Selon le professeur, ces mouvements profitent à des régions voisines de Montréal et de Québec (Montérégie, Lanaudière, Laurentides, Charlevoix et Bellechasse). Ce phénomène d’exode donne à réfléchir aux spécialistes en aménagement du territoire.
La tendance actuelle est au travail hybride, à savoir un temps partagé entre le travail au bureau et le travail à domicile. Même si ce mode de travail est appelé à se développer durant les prochaines années, les employés pourront assumer le fait de se déplacer plus longtemps et plus loin une ou deux fois par semaine, en échange d’une tranquillité le reste de la semaine. Le secret pour que ça fonctionne : la flexibilité.
Qu’en est-il des jeunes face à l’exode?
Le retour au travail ne peut pas se faire sans flexibilité et sans conciliation travail-famille. Il est juste insensé de mettre des barrières qui ont cessé d’exister durant la pandémie, à moins de ne plus vouloir attirer de talents et de laisser partir ceux que vous avez.
Un récent sondage Léger mené pour le Regroupement des jeunes chambres de commerce du Québec (RJCCQ) fait état d’une véritable volonté de la génération Z de concilier travail et vie de famille. 47 % des jeunes professionnels urbains pourraient quitter la ville pour vivre en région si le télétravail était permis à temps complet. Même si ce ne sont que des paroles pour le moment, le futur proche pourrait être déterminant pour observer cet exode en sens inverse.
On imagine déjà des régions se développer et se lancer dans des opérations de communication et d’attraction de talents. Ce qui est déjà le cas avec plusieurs organismes régionaux de recrutement et de développement régional comme Québec International, Place aux jeunes en régions, Vivre en Gaspésie et tant d’autres.
La grande majorité des jeunes veulent continuer à travailler à la maison après la pandémie (90 %), et 44 % souhaitent le faire à temps plein. Ces chiffres sonnent comme un avertissement pour les employeurs en manque de flexibilité et d’arguments pour retenir et attirer des candidats.

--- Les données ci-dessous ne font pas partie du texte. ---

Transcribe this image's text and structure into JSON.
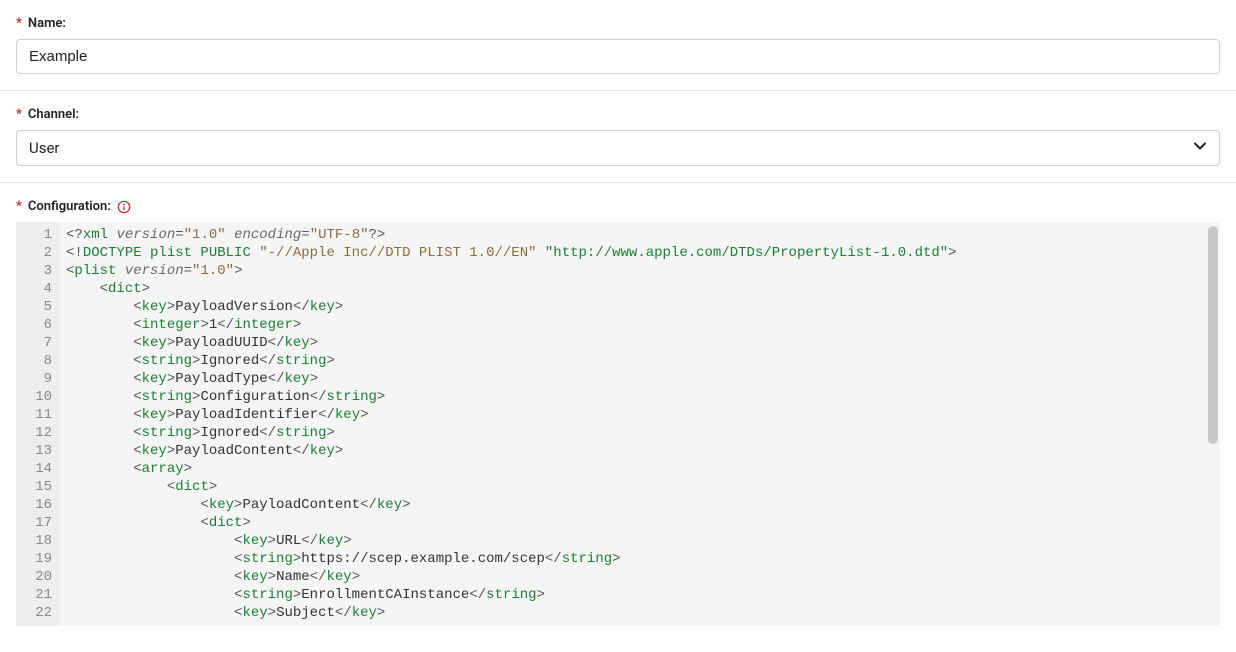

La surchauffe immobilière peut-elle accélérer le départ de travailleurs?
À notre connaissance, il n’y a pas encore de statistiques ou d’études montrant un lien de cause à effet. Nous ne savons pas encore si la hausse des prix d’achat et de location de biens immobiliers est liée avec la volonté de départ de travailleurs des grandes villes.
Cela dit, tout porte à croire que si les prix des loyers et des propriétés continuent d’augmenter, plusieurs personnes seraient encouragées à acheter plus loin de la ville afin d’avoir plus de confort et plus d’espace.

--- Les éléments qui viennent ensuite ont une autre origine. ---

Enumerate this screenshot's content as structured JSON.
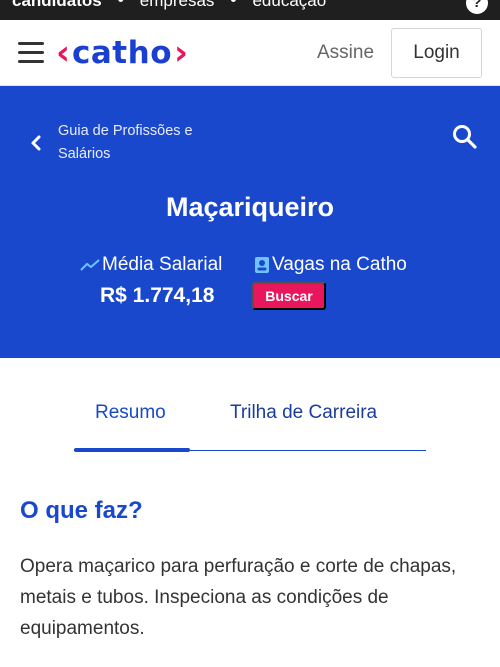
{
  "topbar": {
    "links": [
      "candidatos",
      "empresas",
      "educação"
    ],
    "separator": "•",
    "help_label": "?"
  },
  "header": {
    "logo_text": "catho",
    "logo_left": "‹",
    "logo_right": "›",
    "assine_label": "Assine",
    "login_label": "Login"
  },
  "hero": {
    "breadcrumb": "Guia de Profissões e Salários",
    "title": "Maçariqueiro",
    "salary_label": "Média Salarial",
    "salary_value": "R$ 1.774,18",
    "jobs_label": "Vagas na Catho",
    "search_button": "Buscar"
  },
  "tabs": [
    {
      "label": "Resumo",
      "active": true
    },
    {
      "label": "Trilha de Carreira",
      "active": false
    }
  ],
  "content": {
    "section_title": "O que faz?",
    "description": "Opera maçarico para perfuração e corte de chapas, metais e tubos. Inspeciona as condições de equipamentos."
  },
  "colors": {
    "brand_blue": "#1a48cc",
    "brand_pink": "#e8175d",
    "trend_blue": "#6fc3ff"
  },
  "icons": [
    "menu-icon",
    "back-icon",
    "search-icon",
    "trend-icon",
    "badge-icon",
    "help-icon"
  ]
}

Cette situation s’est tellement aggravée pendant la pandémie qu’on parle de pénurie de logements abordables dans les grandes villes et de dérèglement du marché immobilier pour les acheteurs. Un constat qui a fait que cette question d’accès au logement s’immisce dans les débats électoraux au niveau fédéral.
Même si la situation semble se calmer un peu, nous sommes encore loin des prix d’avant la pandémie. Voilà donc un autre paramètre qui pousserait les jeunes familles à déserter les grandes villes au profit de régions dans lesquelles le coût de la vie serait moindre.
Pour finir…
Le télétravail pourrait devenir un facteur de développement régional à condition que les employeurs soient capables d’offrir de bonnes conditions de travail et de montrer davantage de flexibilité face aux besoins grandissants de la main-d’œuvre. Autrement, nous pourrions revenir aux vieux réflexes et perpétuer le manque de travailleurs dans plusieurs secteurs.
Les priorités sont claires : flexibilité, santé mentale au travail, télétravail et salaire concurrentiel. Aux employeurs d’employer les grands moyens pour fidéliser et attirer les employeurs.
Ainsi, le temps nous renseignera sur l’attractivité des régions dans un éventuel contexte de télétravail généralisé.